/Wave-U-Net-For-Speech-Enhancement

Improved speech enhancement with the Wave-U-Net, a deep convolutional neural network architecture for audio source separation, implemented for the task of speech enhancement in the time-domain.

Primary LanguagePython

Improved Speech Enhancement with the Wave-U-Net

The Wave-U-Net applied to speech enhancement [1], an adaptation of the original implementation for music source separation by Stoller et al [2].

The Wave-U-Net is a convolutional neural network applicable to audio source separation tasks, recently introduced by Stoller et al for the separation of music vocals and accompaniment [2]. A 1D convolutional time domain variant of the 2D convolutions within the U-Net [3], this end-to-end learning method for audio source separation operates directly in the time domain, permitting the integrated modelling of phase information and being able to take large temporal contexts into account.

Experiments on audio source separation for speech enhancement in [1] show that the proposed method rivals state-of-the-art architectures, improving upon various metrics, namely PESQ, CSIG, CBAK, COVL and SSNR, with respect to the single-channel speech enhancement task on the Voice Bank corpus (VCTK) dataset. Future experimentation will focus on increasing effectiveness and efficiency by further adapting the model size and other parameters, e.g. filter sizes, to the task and expanding to multi-channel audio and multi-source-separation.


Architecture

The architecture is the same as that employed in [2] with the exception of the number of hidden layers and the validation set size. The number of hidden layers was experimented with and the results suggest the optimum size to be 9 layers.
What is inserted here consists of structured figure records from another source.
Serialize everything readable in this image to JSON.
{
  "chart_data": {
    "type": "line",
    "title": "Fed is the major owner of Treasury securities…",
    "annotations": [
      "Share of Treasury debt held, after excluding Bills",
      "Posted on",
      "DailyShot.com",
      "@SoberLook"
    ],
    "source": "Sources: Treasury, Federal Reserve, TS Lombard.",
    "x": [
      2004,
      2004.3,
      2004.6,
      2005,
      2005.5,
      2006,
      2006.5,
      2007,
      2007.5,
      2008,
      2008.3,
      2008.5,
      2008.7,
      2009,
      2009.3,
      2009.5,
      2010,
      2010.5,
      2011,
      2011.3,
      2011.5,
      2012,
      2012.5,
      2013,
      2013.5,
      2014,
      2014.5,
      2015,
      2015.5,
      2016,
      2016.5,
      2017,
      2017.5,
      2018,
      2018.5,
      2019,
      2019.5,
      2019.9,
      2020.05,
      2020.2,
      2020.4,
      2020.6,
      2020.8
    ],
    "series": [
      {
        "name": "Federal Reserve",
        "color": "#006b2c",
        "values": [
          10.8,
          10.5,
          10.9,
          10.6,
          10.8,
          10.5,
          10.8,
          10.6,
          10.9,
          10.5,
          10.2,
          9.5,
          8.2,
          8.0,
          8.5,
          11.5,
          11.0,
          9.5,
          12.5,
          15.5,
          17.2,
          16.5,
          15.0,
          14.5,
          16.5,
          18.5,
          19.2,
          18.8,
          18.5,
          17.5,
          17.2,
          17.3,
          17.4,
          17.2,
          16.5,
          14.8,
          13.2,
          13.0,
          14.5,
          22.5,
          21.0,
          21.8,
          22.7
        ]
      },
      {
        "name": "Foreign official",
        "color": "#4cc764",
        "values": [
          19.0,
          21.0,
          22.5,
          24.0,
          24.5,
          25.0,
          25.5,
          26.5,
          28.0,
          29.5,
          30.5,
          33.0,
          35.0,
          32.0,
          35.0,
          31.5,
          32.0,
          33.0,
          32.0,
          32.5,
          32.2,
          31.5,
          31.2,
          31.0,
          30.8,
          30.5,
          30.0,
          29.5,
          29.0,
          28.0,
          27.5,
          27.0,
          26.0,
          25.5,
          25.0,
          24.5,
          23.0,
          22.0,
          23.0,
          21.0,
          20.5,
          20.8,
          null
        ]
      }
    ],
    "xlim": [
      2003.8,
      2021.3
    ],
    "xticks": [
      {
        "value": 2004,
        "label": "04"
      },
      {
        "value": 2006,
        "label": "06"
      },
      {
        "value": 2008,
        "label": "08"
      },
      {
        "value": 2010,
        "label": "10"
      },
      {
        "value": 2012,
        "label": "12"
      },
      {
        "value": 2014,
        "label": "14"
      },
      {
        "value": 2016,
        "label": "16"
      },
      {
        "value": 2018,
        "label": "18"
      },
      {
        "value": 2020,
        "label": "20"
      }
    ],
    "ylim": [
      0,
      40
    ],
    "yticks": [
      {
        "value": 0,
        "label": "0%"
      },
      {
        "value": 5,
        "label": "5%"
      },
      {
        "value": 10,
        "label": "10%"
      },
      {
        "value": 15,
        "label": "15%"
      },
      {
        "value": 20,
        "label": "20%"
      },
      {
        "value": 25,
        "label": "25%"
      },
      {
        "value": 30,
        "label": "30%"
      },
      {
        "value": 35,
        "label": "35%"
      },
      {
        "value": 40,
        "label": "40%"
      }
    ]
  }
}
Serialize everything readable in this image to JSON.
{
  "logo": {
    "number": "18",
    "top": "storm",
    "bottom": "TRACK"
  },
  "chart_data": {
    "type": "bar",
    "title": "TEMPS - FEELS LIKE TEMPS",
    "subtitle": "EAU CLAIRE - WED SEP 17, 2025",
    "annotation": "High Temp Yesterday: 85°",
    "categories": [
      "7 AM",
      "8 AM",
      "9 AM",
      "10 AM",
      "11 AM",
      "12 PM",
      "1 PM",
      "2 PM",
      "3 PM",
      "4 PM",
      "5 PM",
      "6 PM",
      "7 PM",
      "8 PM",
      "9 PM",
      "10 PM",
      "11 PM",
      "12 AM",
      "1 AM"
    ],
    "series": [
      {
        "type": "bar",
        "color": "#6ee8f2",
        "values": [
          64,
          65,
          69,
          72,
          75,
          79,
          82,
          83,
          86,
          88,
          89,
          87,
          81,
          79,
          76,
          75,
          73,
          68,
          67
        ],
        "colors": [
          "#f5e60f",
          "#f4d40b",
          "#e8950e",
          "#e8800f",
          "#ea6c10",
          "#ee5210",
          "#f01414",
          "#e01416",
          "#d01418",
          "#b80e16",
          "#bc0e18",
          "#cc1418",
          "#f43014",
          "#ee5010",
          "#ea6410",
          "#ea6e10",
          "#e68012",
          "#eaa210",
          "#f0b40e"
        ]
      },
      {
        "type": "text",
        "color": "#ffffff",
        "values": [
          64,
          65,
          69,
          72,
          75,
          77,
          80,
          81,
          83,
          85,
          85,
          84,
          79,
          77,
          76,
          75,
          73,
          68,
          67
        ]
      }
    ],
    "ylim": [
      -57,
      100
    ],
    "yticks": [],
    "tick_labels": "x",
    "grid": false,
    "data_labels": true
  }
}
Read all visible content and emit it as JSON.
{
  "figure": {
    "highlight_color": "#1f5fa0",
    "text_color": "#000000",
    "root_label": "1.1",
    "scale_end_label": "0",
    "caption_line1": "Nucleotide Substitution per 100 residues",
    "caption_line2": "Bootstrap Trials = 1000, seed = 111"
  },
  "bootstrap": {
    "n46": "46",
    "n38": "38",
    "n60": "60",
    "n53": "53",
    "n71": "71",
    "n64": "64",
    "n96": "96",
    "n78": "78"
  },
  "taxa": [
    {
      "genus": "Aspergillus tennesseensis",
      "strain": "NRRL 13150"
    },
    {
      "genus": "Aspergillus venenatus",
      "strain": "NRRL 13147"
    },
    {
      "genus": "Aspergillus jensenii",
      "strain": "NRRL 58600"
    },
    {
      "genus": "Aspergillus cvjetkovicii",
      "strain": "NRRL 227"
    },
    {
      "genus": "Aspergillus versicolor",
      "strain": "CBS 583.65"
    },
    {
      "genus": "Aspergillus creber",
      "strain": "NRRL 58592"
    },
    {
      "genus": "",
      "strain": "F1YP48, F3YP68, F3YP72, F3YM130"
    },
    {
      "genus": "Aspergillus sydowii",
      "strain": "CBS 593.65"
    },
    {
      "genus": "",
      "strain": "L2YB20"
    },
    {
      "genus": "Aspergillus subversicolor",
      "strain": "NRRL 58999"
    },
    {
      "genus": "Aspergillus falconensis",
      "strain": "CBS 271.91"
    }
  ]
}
See diagram below for a summary visual representation of the architecture:

alt text

Initialisation

Requirements

Under our implementation, training took c.36 hours using GeForce GTX 1080 Ti GPU with 11178 MiB, on Linux Ubuntu 16.04, with Python 2.7. In a new virtual environment, required Python 2.7 packages can be installed using pip install -r requirements.txt. N.B. this presumes the installation of ffmpeg and libsndfile.


Data Preparation

Train and test datasets provided by the 28-speaker Voice Bank Corpus (VCTK) [4] (30 speakers in total - 28 intended for training and 2 reserved for testing). The noisy training data were generated by mixing the clean data with various noise datasets, as per the instructions provided in [4, 5, 6].

The training dataset should then be prepared for being parsed as an XML file (not provided) using the ElementTree XML API in Datasets.getAudioData.


Training

Training can be executed by running the command python Training.py, modyfing the parameters in Config.py as desired.

Testing

Testing experiments can be performed by running the command python Test_Predictions_VCTK.py.

Speech source estimates should then be evaluated against the clean speech file they are estimating. This can be done using Evaluate.m, which selects multiple files and performs the composite.m script [7] (available here) upon each one, calculating the PESQ, SSNR, CSIG, CBAK and COVL.

Audio examples of both speech and background noise estimates of the VCTK test set, alongside the noisy test files and clean speech for reference, are available for download in the audio_examples directory.


References

[1] Craig Macartney and Tillman Weyde. Improved Speech Enhancement with the Wave-U-Net. 2018. URL http://arxiv.org/abs/1811.11307

[2] Daniel Stoller, Sebastian Ewert, and Simon Dixon. Wave-U-Net: A Multi-Scale Neural Network for End-to-End Audio Source Separation. 6 2018. URL https://arxiv.org/abs/1806.03185.

[3] Andreas Jansson, Eric J. Humphrey, Nicola Montecchio, Rachel M. Bittner, Aparna Kumar, and Tillman Weyde. Singing voice separation with deep u-net convolutional networks. In Proceedings of the 18th International Society for Music Information Retrieval Conference, ISMIR 2017, Suzhou, China, October 23-27, 2017, pages 745–751, 2017. URL https://ismir2017.smcnus.org/wp-content/uploads/2017/10/171_Paper.pdf.

[4] Cassia Valentini-Botinhao. Noisy speech database for training speech enhancement algorithms and TTS models, 2016 [sound]. University of Edinburgh. School of Informatics. Centre for Speech Technology Research (CSTR), 2017. URL http://dx.doi.org/10.7488/ds/2117.

[5] Santiago Pascual, Antonio Bonafonte, and Joan Serrà. SEGAN: Speech Enhancement Generative Adversarial Network. doi: 10.7488/ds/1356. URL http://dx.doi.org/10.7488/ds/1356.

[6] Cassia Valentini-Botinhao, Xin Wang, Shinji Takaki, and Junichi Yamagishi. Investigating RNN-based speech enhancement methods for noise-robust Text-to-Speech. Technical report. URL https://www.research.ed.ac.uk/portal/files/26581510/SSW9_Cassia_1.pdf.

[7] Philipos C Loizou. Speech Enhancement: Theory and Practice. CRC Press, Inc., Boca Raton, FL, USA, 2nd edition, 2013. ISBN 1466504218, 9781466504219.